Nel design originale, ogni volta che si avviava un cluster serverless, il nostro servizio di configurazione di rete chiamava in modo sincrono tutti i servizi a monte, ne aggregava le risposte, calcolava la configurazione di rete per ciascun workspace e la restituiva al data plane serverless. Questo avveniva nel percorso critico della creazione del cluster.

Sebbene la vecchia architettura fosse semplice e funzionasse bene su scala ridotta, soffriva di problemi fondamentali, che si riflettevano nelle seguenti metriche monitorate sulla nostra dashboard operativa:
Con la rapida crescita dell'utilizzo del serverless, il modello sincrono è diventato sempre più insostenibile. Ogni chiamata sincrona attivava operazioni onerose in tutti i workspace, spesso eseguendo calcoli duplicati. Questo ha aggiunto un carico che cresceva proporzionalmente al numero di tenant e alle loro risorse configurate.
Abbiamo riprogettato da zero il modo in cui Databricks distribuisce la configurazione di rete. Il nuovo sistema si basa su questi principi fondamentali:

L'architettura separa nettamente due percorsi. Il percorso di gestione viene eseguito in modo asincrono in background: i servizi a monte emettono eventi di modifica in una coda di messaggi, che un elaboratore di eventi consuma per determinare quali workspace sono interessati e propagare le notifiche di aggiornamento per ciascun workspace. Un gestore di eventi locale recupera quindi i dettagli pertinenti a monte, ricalcola la configurazione di rete del workspace e memorizza il risultato in un archivio di snapshot pre-computati. Inoltre, un riconciliatore periodico sincronizza nuovamente tutti i workspace in background, garantendo la consistenza eventuale anche in caso di eventi mancati. Il percorso di erogazione, al contrario, è critico e veloce: quando un cluster serverless si avvia e necessita della configurazione di rete, il servizio di configurazione di rete la fornisce direttamente dall'archivio degli snapshot con una singola lettura, senza richiedere chiamate ai servizi a monte e riducendo significativamente il carico su di essi.

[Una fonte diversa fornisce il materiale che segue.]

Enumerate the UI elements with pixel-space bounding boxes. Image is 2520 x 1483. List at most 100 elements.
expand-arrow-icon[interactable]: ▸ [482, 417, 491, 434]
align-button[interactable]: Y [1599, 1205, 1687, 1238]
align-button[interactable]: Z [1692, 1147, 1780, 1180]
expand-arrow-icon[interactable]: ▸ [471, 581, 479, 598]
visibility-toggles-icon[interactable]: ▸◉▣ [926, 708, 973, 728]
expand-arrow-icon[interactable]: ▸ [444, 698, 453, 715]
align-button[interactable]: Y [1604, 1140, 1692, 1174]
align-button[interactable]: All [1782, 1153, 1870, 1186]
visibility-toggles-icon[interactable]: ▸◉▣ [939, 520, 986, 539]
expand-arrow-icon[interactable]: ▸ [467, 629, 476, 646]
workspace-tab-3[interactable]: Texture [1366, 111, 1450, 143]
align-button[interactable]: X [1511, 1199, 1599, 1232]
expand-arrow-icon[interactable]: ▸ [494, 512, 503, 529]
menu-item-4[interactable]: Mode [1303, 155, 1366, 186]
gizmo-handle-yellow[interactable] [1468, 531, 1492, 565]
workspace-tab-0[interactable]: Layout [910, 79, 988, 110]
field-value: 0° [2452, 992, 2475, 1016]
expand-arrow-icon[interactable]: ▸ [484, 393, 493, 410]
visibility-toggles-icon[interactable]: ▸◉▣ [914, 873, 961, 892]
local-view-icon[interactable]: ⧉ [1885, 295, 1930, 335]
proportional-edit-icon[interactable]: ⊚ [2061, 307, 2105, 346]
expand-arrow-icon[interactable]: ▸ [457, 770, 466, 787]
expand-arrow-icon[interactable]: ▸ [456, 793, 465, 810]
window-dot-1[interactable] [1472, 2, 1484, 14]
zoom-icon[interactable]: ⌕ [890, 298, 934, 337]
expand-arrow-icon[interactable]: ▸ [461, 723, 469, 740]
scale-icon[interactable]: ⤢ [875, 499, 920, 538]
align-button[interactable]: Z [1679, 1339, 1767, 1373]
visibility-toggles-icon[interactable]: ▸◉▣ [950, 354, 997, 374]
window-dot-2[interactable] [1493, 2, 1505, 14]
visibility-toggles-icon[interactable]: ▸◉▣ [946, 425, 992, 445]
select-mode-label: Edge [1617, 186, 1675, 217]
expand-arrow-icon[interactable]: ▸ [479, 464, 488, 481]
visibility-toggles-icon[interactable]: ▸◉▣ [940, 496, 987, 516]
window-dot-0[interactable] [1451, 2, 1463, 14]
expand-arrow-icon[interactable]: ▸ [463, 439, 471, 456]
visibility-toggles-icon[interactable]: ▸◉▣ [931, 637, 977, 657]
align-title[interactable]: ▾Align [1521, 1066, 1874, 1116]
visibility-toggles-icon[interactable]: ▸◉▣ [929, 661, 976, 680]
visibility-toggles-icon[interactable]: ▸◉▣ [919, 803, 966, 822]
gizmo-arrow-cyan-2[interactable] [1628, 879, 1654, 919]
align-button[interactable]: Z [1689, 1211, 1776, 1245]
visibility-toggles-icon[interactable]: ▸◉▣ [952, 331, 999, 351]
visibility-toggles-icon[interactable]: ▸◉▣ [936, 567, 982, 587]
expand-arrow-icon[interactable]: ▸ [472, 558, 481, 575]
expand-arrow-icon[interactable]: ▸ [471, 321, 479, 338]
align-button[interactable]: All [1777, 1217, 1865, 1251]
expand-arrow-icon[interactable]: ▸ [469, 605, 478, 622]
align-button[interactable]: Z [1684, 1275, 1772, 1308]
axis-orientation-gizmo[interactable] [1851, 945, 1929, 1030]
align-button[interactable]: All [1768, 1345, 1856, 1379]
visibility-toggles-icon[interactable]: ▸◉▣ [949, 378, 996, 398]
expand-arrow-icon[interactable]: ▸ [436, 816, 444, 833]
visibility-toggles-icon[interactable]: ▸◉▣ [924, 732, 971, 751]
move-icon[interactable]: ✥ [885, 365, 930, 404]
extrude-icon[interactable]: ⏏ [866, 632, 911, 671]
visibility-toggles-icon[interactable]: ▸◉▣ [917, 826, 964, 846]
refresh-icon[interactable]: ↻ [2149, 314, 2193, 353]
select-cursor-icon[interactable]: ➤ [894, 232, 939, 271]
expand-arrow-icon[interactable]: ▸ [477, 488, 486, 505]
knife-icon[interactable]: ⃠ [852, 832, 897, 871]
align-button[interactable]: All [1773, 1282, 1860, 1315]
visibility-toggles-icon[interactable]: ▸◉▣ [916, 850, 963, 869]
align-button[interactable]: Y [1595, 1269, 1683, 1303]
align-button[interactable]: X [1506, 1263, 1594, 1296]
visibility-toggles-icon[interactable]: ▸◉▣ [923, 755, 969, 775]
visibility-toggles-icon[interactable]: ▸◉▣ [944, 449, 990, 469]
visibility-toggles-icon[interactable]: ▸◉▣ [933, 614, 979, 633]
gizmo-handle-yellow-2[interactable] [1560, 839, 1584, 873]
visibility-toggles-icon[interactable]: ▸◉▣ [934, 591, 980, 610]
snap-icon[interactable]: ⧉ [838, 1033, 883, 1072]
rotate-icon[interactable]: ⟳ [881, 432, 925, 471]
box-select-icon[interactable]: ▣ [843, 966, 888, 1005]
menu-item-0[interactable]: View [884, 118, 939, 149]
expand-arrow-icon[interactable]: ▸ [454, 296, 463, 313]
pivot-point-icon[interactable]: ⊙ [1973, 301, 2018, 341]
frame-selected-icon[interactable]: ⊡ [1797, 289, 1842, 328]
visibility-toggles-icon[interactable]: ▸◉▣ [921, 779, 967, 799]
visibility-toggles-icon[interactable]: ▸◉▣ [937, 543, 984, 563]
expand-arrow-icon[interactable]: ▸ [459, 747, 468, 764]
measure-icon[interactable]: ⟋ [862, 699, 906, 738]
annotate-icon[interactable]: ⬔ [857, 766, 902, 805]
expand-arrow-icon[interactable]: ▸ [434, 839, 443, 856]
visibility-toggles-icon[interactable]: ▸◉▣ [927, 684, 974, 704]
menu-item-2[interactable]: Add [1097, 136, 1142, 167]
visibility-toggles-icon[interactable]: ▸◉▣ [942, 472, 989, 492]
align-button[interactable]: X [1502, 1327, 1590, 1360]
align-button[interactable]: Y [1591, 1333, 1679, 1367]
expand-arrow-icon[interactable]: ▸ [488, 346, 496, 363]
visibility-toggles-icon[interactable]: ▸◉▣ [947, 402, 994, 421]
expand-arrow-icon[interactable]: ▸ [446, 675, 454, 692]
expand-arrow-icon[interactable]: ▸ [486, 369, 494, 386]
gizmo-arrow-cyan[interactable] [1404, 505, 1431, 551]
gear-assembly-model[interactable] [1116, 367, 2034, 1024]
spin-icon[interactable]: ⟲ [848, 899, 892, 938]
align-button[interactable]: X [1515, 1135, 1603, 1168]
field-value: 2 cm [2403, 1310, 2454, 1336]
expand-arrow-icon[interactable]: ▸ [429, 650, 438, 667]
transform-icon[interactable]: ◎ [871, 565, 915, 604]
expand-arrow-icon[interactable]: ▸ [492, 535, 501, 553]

Quando un cliente crea una nuova connessione Unity Catalog, Unity Catalog emette un evento di modifica nella coda di messaggi. L'elaboratore di eventi riceve quindi l'evento, determina quali workspace sono collegati al metastore interessato e propaga una notifica di aggiornamento per ciascun workspace. Nella partizione di ciascun workspace, il gestore degli eventi riceve questa notifica, recupera i dettagli della connessione aggiornati, ricalcola la configurazione di rete del workspace e la memorizza con un nuovo contrassegno di versione. Da quel momento in poi, quando un cluster serverless richiede la configurazione di rete, questa viene fornita direttamente dall'archivio degli snapshot, senza necessità di chiamate a monte.

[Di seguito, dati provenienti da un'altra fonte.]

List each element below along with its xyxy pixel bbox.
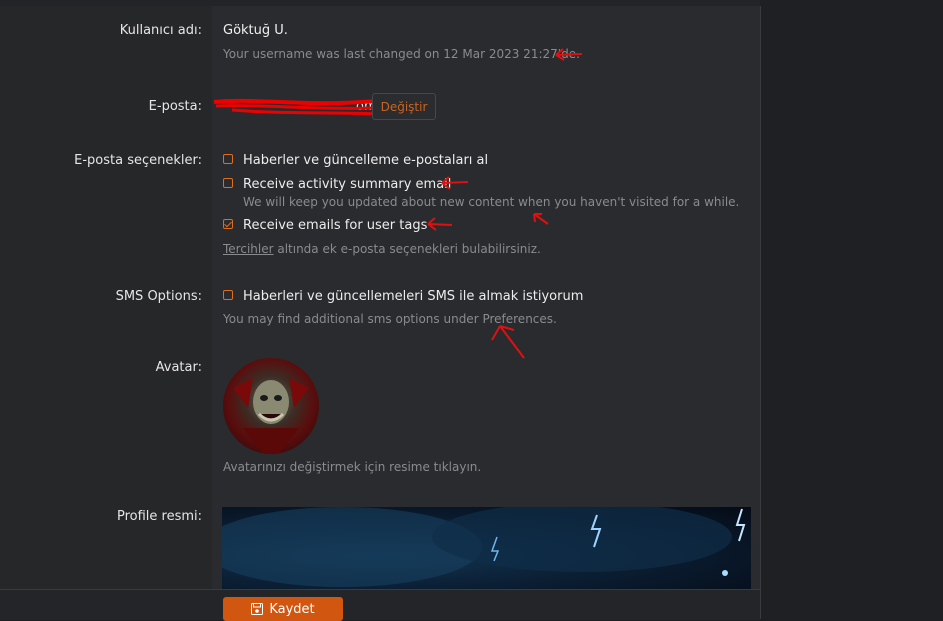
avatar-label: Avatar: — [155, 360, 202, 375]
red-arrow-icon — [441, 176, 469, 190]
banner-art — [222, 507, 746, 587]
save-button-label: Kaydet — [269, 601, 315, 617]
email-opt3-label[interactable]: Receive emails for user tags — [243, 218, 427, 233]
email-opt2-label[interactable]: Receive activity summary email — [243, 177, 451, 192]
email-prefs-note: Tercihler altında ek e-posta seçenekleri… — [223, 242, 541, 256]
email-options-label: E-posta seçenekler: — [74, 153, 202, 168]
form-footer — [0, 589, 760, 620]
email-opt1-checkbox[interactable] — [223, 154, 233, 164]
floppy-disk-icon — [251, 603, 264, 615]
red-arrow-icon — [491, 325, 525, 359]
save-button[interactable]: Kaydet — [223, 597, 343, 621]
sms-opt-checkbox[interactable] — [223, 290, 233, 300]
profile-image-label: Profile resmi: — [116, 509, 202, 524]
email-opt2-checkbox[interactable] — [223, 178, 233, 188]
email-opt2-hint: We will keep you updated about new conte… — [243, 195, 740, 209]
red-arrow-icon — [555, 48, 583, 61]
red-arrow-icon — [427, 217, 453, 231]
change-email-button[interactable]: Değiştir — [372, 93, 436, 120]
preferences-link[interactable]: Tercihler — [223, 242, 274, 256]
sms-hint-prefix: You may find additional sms options unde… — [223, 312, 483, 326]
sms-hint-suffix: . — [553, 312, 557, 326]
username-value: Göktuğ U. — [223, 23, 288, 38]
avatar-image[interactable] — [223, 358, 319, 454]
profile-banner-image[interactable] — [222, 507, 751, 589]
username-change-note: Your username was last changed on 12 Mar… — [223, 47, 580, 61]
username-label: Kullanıcı adı: — [119, 23, 202, 38]
right-gutter — [761, 0, 943, 619]
avatar-art — [233, 378, 309, 454]
email-opt1-label[interactable]: Haberler ve güncelleme e-postaları al — [243, 153, 488, 168]
sms-opt-label[interactable]: Haberleri ve güncellemeleri SMS ile alma… — [243, 289, 583, 304]
labels-column — [0, 6, 212, 619]
sms-options-label: SMS Options: — [115, 289, 202, 304]
avatar-hint: Avatarınızı değiştirmek için resime tıkl… — [223, 460, 482, 474]
email-opt3-checkbox[interactable] — [223, 219, 233, 229]
red-arrow-icon — [533, 213, 549, 225]
prefs-note-suffix: altında ek e-posta seçenekleri bulabilir… — [273, 242, 541, 256]
email-label: E-posta: — [148, 99, 202, 114]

Dopo l'introduzione della nuova architettura, i risultati sono stati straordinari per tutte le metriche operative:
| Metrica | Prima (Vecchia) | Dopo (Nuova) | Miglioramento |
|---|---|---|---|
| Latenza (RPC p99) | ~5.000 ms | 125 ms | Riduzione del 97,5% |
| Tasso di successo del server | 99,8% | 99,99% | Tempo di inattività ridotto |

Oltre alle metriche principali:
Questo progetto ci ha insegnato diverse lezioni sulla gestione dell'infrastruttura di rete su scala cloud:
La pre-computazione disaccoppia i percorsi critici. Spostando l'onerosa aggregazione in background, il percorso di erogazione diventa estremamente semplice e veloce. Questa è stata la singola decisione architetturale di maggiore impatto. Ha trasformato una catena di dipendenze multi-servizio in una singola lettura dall'archivio.

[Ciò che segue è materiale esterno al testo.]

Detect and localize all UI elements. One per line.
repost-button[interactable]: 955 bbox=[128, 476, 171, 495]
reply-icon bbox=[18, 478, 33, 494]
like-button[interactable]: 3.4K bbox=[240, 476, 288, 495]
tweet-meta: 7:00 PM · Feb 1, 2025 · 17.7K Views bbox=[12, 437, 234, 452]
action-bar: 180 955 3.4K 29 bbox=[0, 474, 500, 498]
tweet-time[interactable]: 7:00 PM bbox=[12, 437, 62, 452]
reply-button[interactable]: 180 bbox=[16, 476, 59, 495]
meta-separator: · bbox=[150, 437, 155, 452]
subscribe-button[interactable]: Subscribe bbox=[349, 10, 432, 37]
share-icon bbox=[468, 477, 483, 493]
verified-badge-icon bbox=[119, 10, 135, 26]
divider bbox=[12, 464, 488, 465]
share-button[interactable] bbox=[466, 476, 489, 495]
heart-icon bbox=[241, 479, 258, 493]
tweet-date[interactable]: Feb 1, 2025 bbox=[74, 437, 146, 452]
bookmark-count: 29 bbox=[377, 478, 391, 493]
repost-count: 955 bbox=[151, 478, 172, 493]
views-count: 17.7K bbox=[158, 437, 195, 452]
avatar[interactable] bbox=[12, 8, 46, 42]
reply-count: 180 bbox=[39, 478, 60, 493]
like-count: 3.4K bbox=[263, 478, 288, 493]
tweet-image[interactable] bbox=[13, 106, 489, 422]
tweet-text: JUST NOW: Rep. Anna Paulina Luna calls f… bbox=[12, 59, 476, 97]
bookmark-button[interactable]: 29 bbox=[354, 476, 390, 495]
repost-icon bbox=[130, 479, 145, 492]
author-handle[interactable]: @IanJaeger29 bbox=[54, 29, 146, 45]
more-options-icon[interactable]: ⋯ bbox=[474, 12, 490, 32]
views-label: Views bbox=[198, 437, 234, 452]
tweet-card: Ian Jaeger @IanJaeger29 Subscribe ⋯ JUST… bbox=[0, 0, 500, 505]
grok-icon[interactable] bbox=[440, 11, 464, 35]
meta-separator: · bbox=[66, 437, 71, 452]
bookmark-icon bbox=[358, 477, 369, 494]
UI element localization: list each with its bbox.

L'architettura basata su eventi scambia la consistenza con la scalabilità, mentre la riconciliazione fornisce una rete di sicurezza. Il modello push basato su eventi gestisce i casi comuni in modo efficiente, mentre un riconciliatore periodico recupera eventuali anomalie sfuggite.
Progettare per l'estensibilità fin dal primo giorno. L'architettura modulare a fasi consente di aggiungere il supporto per una nuova origine dati a monte semplicemente implementando una nuova fase, senza alcuna modifica alla pipeline principale. Con l'espandersi dell'offerta di prodotti Databricks, il sistema di configurazione di rete scala di conseguenza.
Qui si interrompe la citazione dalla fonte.